Quizá porque pasé una buena parte de mi niñez en San Petersburg, Florida, siempre me he interesado por los ancianos y los problemas de la vejez. Cuanto más mayor me voy haciendo yo misma, más me intereso, lo cual es muy significativo. Demos la vuelta a la moneda de la vida, y encontraremos en su reverso inmortalidad o extinción, según las creencias de cada cual. Pero, independientemente del punto de vista, ambas resultan bastante capaces de asustarnos. ¿Por qué no podemos quedarnos como somos? (Bien, quizá un poco distintos, mejores aún, tal vez.) Esta idea asusta también.

Con lo que realmente tenemos que enfrentarnos, según parece, es con el problema de ser, y desde el momento en que no está en nuestras manos modificarlo, nos quedamos bastante confusos.

Algunos de nosotros escribimos historias que, aunque no pueden contribuir a cambiar nuestra situación básica, nos ayudan a pasar mejor el tiempo. Al final, no seremos nunca capaces de explicar lo que nos sucede, pero por el hecho de escribir podemos decirnos a nosotros mismos que, cuando menos, hemos hecho algo para dejar detrás una huella de nuestro paso.

Kit Reed

Kit Reed, nombre de trabajo de Lillian Craig Reed, nacida en 1932, fue en sus comienzos reportera del The New Haven Register. Se ha desempeñado como profesora de inglés en la Universidad de Wesleyan. Es autora de numerosos relatos cortos y de varias novelas. Vive con su marido y sus tres hijos en Middletown, Connecticut.
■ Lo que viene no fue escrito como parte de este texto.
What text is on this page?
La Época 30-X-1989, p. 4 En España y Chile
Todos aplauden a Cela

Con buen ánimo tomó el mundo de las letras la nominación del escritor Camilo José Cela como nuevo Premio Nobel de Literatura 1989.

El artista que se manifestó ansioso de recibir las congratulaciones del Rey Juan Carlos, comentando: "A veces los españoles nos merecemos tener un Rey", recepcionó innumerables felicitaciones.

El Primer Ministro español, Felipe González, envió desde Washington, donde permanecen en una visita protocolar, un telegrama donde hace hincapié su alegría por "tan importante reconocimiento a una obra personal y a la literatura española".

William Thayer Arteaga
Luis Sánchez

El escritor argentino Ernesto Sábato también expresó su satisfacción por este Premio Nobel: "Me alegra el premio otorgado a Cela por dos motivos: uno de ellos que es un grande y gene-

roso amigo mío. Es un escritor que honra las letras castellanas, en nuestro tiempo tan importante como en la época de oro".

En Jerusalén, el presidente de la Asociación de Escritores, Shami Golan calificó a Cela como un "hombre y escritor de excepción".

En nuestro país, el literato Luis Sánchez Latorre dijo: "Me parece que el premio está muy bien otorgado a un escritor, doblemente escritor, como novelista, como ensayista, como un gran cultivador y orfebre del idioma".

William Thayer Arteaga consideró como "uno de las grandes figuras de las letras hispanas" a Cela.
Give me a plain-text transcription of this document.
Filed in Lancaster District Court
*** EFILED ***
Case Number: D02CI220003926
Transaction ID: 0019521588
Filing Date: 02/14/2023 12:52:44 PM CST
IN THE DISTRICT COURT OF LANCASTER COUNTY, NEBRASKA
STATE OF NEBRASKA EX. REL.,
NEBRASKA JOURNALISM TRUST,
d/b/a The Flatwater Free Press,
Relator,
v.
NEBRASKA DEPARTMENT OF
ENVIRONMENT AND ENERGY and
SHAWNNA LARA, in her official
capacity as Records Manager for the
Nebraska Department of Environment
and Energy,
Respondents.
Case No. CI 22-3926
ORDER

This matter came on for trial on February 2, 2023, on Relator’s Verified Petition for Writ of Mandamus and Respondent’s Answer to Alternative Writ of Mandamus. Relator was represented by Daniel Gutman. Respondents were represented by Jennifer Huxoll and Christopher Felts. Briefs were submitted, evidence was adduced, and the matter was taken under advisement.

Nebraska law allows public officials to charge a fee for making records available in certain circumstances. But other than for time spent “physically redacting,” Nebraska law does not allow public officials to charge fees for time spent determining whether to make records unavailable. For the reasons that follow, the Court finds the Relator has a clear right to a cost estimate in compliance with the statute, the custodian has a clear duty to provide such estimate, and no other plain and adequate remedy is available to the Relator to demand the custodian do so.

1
Sobre el tema de la inmortalidad pueden consultarse las novelas: The star of life de Edmond Hamilton; Las cien vidas de Lazarus Long y Tiempo para amar de Robert A. Heinlein; The age of the pussyfoot de Frederik Pohl; To live forever de Jack Vance; Un mundo fuera del tiempo de Larry Niven; y El gran secreto de René Barjavel; y los relatos: Invariable de John R. Pierce; Los observadores viven en vano de Cordwainer Smith; Down among the dead men de William Tenn; Eternity Lost de Clifford Simak; Inmortalidad limitada de J. T. McIntosh; y El primer postulado de Gerald Jones.

 

Día tras día, Dan Radford y sus amigos, que no tenían ni un céntimo para el viaje, se sentaban bajo los árboles del Williams Park, en San Petersburg, Florida, y se ponían a discutir mientras los otros estaban fuera. No es que deseasen ningún mal a los ricos turistas, sólo porque algunas personas tenían el dinero suficiente para aquella clase de tontería, mientras que otros habían de ir tirando con la Seguridad Social y bonos verdaderamente insignificantes para los niños. Lo que pasaba es que les dolía el corazón de ver a aquellos pocos elegidos meterse en el quiosco de las Grandes Giras de Evasión S. A. día tras día, y luego, volver de donde iban.

—Son tontos de remate —decía Dan, haciendo crujir los dientes de rabia—. Es inconcebible que, una vez que se van, no tengan el suficiente sentido común para quedarse allí.

Su mujer, Theda, intentaba calmarle, diciendo:

—Tal vez hay alguna razón por la que no pueden quedarse.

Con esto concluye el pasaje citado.